There's a reason most trades of picks (not vet for a pick, I'm talking a straight up pick swap) happen during the draft right before the pick gets made. Usually, the team trading down is on the clock when the trade is made official. This is because the team trading up needs to know that the player they're targeting is actually available.
But the Texans trade happened in March. It didn't really make sense in a vacuum; something else must've fallen apart. A move for Maye does seem like the most plausible next step, but that - or whatever else it was - obviously didn't materialize. Then on draft night, they traded up targeting Turner specifically, like a team usually would. I don't blame them - at the time, he was neck-and-neck with Jared Verse for my favorite defensive player in the draft. In hindsight, that's not looking like too hot a choice, but at least that one did make sense in a vacuum.

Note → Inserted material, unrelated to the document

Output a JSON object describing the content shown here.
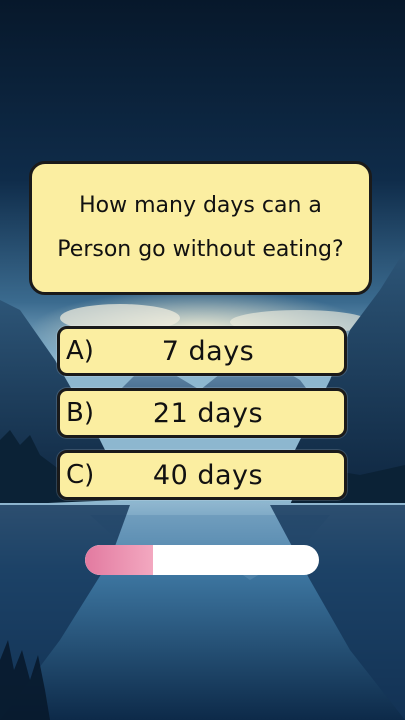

You generally are paying a premium when you trade up because you think your target is worth it. But the way it ended up working out, Kwesi effectively paid the premium twice to end up with Turner. There's no way that was the actual plan; Plan A had to have fallen through, and it feels like they've been scrambling to make up for it ever since. That offseason had been going great in terms of player acquisition before the draft, but we might look back on that chain of trades as an inflection point; acquisitions haven't really been going to plan ever since. The 2025 free agent crop has not been receiving passing marks, and while the 2025 draft is obviously too early to tell, I don't think anyone would say that the crop has blown expectations out of the water.
I don't think they're doomed. The NFL cap is a funny thing. The Vikings looked doomed on that front post-Cousins, but they didn't fall apart. The Saints turned finding cap space out of thin air into an art form (they might be paying for that now, but they extended a semi-competitive window way further than it seemed like they could). But they're back to having to thread that needle all over again. They have options - there are currently six guys that could generate eight-figure cap savings with a post-June 1 cut next season (O'Neill, Greenard, Hockenson, Van Ginkel, Hargrave, Kelly). They obviously won't cut all of them, and some could be painful, but they're not doomed.
Unless JJ isn't the guy. Then they're screwed. No pressure kid!